Leo finalmente puso su boca sobre mí. Y Dios, cómo chupó. No era esa lengua rápida y desesperada que estoy acostumbrada. Era una lengua que tomaba su tiempo, que recorría cada pliegue, que se detenía en mi clítoris para darle lamidas largas y húmedas, para luego meterse dentro de mí, profundamente, pero sin prisa. Yo gemía, con las manos en el pelo de Daniel y de Tomás, perdida en una nube de sensaciones que no quería que terminaran.
Así estuvimos, no sé cuánto tiempo. Ellos turnándose, explorando mi cuerpo como si fuera la primera vez para todos. Daniel me besaba mientras Tomás acariciaba mis piernas y Leo seguía con su trabajo maestro entre mis piernas. Me hicieron venirme una vez, con un orgasmo que no fue explosivo, sino una ola larga y tremenda que me recorrió entera, dejándome temblando y jadeante contra Daniel.
Pero no pararon ahí. Daniel me llevó a una especie de sofá viejo que había en una esquina, cubierto con una lona limpia. Me recostó y los tres se quitaron la ropa, sin prisas. Vi sus cuerpos. Daniel, más musculoso, con cicatrices de su trabajo. Tomás, delgado pero fuerte. Leo, más suave, casi delicado. No había vergas enormes y amenazantes. Eran normales, humanas. Y eso me excitó más que cualquier monstruo que hubiera visto antes.
Tomás fue el primero en entrar en mí. Lo hizo lentamente, mirándome a los ojos, asegurándose de que cada centímetro fuera placer y no dolor. Daniel se puso a mi lado y me ofreció su pene, no para una mamada brutal, sino para que lo acariciara con mi boca, lo cual hice, con una lentitud que lo hacía gemir. Leo se colocó cerca de mi cabeza y yo, con la mano libre, acaricié su verga, sintiendo cómo latía.
Tomás se movía dentro de mí con una cadencia perfecta. No era un ritmo frenético, era una danza.

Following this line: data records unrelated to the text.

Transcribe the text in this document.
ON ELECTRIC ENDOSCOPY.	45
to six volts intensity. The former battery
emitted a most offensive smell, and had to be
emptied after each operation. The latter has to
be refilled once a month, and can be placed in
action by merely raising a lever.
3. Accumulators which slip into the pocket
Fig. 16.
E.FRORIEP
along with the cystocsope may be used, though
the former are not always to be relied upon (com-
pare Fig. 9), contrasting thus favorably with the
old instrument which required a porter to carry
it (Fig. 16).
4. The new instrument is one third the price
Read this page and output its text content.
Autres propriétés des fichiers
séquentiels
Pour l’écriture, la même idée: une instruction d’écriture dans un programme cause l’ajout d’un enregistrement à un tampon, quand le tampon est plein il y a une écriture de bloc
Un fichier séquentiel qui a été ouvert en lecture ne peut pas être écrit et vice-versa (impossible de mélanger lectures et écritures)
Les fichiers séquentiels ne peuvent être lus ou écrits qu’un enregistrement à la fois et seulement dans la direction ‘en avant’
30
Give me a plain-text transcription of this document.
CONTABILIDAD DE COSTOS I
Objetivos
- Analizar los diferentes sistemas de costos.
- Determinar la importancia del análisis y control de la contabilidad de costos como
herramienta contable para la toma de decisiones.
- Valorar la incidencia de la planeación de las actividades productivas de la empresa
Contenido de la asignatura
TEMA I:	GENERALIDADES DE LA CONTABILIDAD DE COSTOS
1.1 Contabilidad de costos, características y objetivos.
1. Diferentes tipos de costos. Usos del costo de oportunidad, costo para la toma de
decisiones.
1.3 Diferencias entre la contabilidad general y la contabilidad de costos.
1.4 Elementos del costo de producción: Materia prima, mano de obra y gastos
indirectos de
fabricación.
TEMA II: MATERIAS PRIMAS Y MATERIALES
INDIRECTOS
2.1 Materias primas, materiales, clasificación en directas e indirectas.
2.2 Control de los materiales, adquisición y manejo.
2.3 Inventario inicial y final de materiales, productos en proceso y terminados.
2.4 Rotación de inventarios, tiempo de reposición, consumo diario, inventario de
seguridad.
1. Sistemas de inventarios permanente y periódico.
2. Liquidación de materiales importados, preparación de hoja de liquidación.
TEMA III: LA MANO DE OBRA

Cada embestida me llenaba, rozaba ese punto exacto, pero sin la urgencia de correrse. Daniel, en mi boca, no empujaba, solo se dejaba chupar, con la mano en mi pelo, acariciándome. Leo cerraba los ojos, disfrutando de mi mano en él.
Cambiamos de posiciones. Leo entró en mí después, y fue igual de cuidadoso. Sus movimientos eran más suaves, casi tímidos, pero no por eso menos placenteros. Daniel, por su parte, se corrió en mi boca en un gemido largo y contenido, y su sabor, salado y masculino, no me disgustó. Luego, Tomás quiso probar mi boca, y yo, que normalmente detesto dar mamadas, lo hice con un gusto que me sorprendió, porque él no exigía, solo recibía.
Finalmente, los tres se corrieron, cada uno a su tiempo, en lugares diferentes (Tomás en un condón que sacó de su bolsillo, Leo en mi mano, y Daniel ya lo había hecho). No hubo corridas espectaculares, ni gritos exagerados. Fueron gemidos de satisfacción, de entrega.
Nos quedamos ahí, en el sofá, medio vestidos, jadeando. El taller estaba en silencio, solo nuestro respiro. Daniel me pasó una botella de agua. «¿Estás bien?», preguntó, con genuina preocupación. Asentí, sin poder hablar. «Fue… diferente», dije al final. «A mí también me gustó», confesó Tomás, sonrojándose. Leo solo sonrió.
Me vestí lentamente, sintiendo cada músculo relajado, cada caricia imaginaria que aún recorría mi piel. Al salir del taller, los tres me despidieron con una sonrisa, no con esa mirada de «hasta la próxima, puta» que suelo recibir.
Caminé hasta la oficina flotando. Llegué tarde, pero no me importó. Esa tarde, en mi escritorio, cada vez que cerraba los ojos, no veía sexo duro y rápido. Veía manos callosas acariciándome con ternura, besos lentos, y miradas que me hacían sentir como una mujer, no como un objeto. Y por primera vez en mucho, mucho tiempo, no me sentí vacía después de un polvo. Me sentí… llena. Y sabía que, aunque la semana que viene probablemente volvería a buscar lo salvaje, hoy había descubierto que a veces, la cariñosería puede ser más excitante que cualquier animalidad.